Real estate looking up, people start buying once again
The booming real estate market that received a jolt during the slowdown last October-November seems to be recovering. People are slowly purchasing, but only for personal use. Not for investment purposes.india Updated: Aug 02, 2009 14:15 IST
The booming real estate market that received a jolt during the slowdown last October-November seems to be recovering. People are slowly purchasing, but only for personal use. Not for investment purposes.
"In the last few months the real estate market has undergone major changes. The slowdown that migrated from the US has got corrected in India now. The prices have got corrected. And whatever pent up demand was there in the market has started getting converted into business," Santosh Rungta, president Confederation of Real Estate Developer's Associations of India (CREDAI), told IANS.
With 4,000 members, CREDAI is the apex body of the organised real estate developers and builders across India, representing pan-India associations of real estate and housing developers.
People were virtually not buying during the slowdown as the real estate price was high and insecurity gripped buyers.
"The government made an appeal to us that the prices should be brought down and we (CREDAI) made an appeal to our fellow developers that they should try and bring down prices, and they acted accordingly," Rungta said.
The pan-India price reduction was to the tune of 15-35 percent depending on various categories and geographies, he said.
"Today flats are being sold, but the pace could be better. Generally things have reversed. In Mumbai also, rightly priced projects have been sold. The major contributor to this is the government policy to generate demand. It brought in stimulus packages, ensured availability of liquidity to the home buyers, interest rates softened," he said.
Another real estate player Indrajit De, chairman of Eden, also said housing loan lending rates cut may attract a few more buyers into the market.
"If the lending rate falls further by 50 basis points, the sales figure will climb up," he said, adding, "Certainly the market is looking up now. Sales have also improved.
"We are selling around 25-30 units (flats) per month. But it was much higher in the range of 55-60 units per month before the recession actually hit India."
Harshavardhan Neotia, chairman, Ambuja Realty Group, told IANS, "Sales have picked up in the last two-three months. There is more offtake now than what it was six months back. But now the buyers are genuine users and not just investors. These are the people who really need housing. They are lot more quality conscious and they look for the right products."
He said there was a drop of 10-15 per cent in the price during the recession period. In the last two-three months the company has sold around 200 flats, he said.

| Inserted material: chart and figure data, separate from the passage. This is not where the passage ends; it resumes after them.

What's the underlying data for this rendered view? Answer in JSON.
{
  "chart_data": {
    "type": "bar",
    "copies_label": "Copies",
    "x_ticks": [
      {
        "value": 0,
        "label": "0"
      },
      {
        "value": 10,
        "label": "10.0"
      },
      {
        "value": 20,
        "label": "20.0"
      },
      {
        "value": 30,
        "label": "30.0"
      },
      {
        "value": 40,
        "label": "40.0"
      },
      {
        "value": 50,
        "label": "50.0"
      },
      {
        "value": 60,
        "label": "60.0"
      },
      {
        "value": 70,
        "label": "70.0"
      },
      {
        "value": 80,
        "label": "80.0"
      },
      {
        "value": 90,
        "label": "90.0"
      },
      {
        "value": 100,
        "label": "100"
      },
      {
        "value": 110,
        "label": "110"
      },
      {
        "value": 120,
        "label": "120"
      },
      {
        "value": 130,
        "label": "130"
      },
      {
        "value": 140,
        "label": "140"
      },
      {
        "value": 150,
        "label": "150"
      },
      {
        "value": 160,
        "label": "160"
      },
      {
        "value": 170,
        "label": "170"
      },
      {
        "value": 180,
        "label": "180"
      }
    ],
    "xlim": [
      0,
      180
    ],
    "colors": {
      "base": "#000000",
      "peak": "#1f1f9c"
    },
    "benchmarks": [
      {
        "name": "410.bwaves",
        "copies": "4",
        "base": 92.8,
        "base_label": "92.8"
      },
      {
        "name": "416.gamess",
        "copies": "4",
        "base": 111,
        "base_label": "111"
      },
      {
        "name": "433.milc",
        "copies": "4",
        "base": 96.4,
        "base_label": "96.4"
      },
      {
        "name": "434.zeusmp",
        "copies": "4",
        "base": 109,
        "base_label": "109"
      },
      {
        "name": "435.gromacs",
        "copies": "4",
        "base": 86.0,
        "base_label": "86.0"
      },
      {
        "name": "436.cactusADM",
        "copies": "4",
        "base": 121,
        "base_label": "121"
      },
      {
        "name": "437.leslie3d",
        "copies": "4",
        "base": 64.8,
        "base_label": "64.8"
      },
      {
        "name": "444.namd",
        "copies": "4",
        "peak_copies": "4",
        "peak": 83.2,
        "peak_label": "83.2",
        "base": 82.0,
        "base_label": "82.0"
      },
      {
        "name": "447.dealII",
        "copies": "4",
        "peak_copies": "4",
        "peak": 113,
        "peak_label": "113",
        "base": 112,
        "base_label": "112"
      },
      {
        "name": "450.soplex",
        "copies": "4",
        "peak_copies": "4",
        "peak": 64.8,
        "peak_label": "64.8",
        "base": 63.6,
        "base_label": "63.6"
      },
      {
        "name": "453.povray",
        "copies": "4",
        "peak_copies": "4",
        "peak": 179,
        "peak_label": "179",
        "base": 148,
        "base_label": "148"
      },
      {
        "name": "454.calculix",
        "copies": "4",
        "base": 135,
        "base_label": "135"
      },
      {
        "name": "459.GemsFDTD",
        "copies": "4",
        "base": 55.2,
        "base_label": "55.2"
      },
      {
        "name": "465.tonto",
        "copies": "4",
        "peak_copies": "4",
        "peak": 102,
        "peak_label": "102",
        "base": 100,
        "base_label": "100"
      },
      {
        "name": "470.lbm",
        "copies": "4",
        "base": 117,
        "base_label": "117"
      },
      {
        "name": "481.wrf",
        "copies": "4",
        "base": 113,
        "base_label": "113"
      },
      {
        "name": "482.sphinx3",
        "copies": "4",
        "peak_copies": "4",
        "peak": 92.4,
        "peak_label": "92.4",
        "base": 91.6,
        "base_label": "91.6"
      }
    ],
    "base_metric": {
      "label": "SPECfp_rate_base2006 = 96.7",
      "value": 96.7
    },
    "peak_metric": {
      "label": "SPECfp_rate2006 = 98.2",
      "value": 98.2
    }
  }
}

Reacting to the recent announcement by union Finance Minister Pranab Mukherjee on interest subsidy on new home loans and extension of deadline in tax holidays on projects approved by March 2008 if they are completed by March 2012, Rungta said, "One must understand that extending the tax holiday under 80 I B (10) for a mere one year to projects approved by March 2008 will fail to create a significant positive impact on the real estate market. It will only benefit a few micro markets with a handful of projects."
CREDAI has suggested the centre consider extending the dateline to March 2012 for providing tax holidays to projects irrespective of the date of approval. "This will be of greater benefit to the sector and encourage developers to take up new projects and expedite ongoing projects as well."
Rungta further said, "Even the proposed interest subsidy of one percent to home loan borrowers for loan taken for houses costing up to Rs.20 lakh is also not justified."
CREDAI has proposed that the centre increase the subsidy to home loan interest rates by another one percent to two percent and extend the scheme for houses costing upto Rs 30 lakh from the currently proposed valuation of Rs 20 lakh.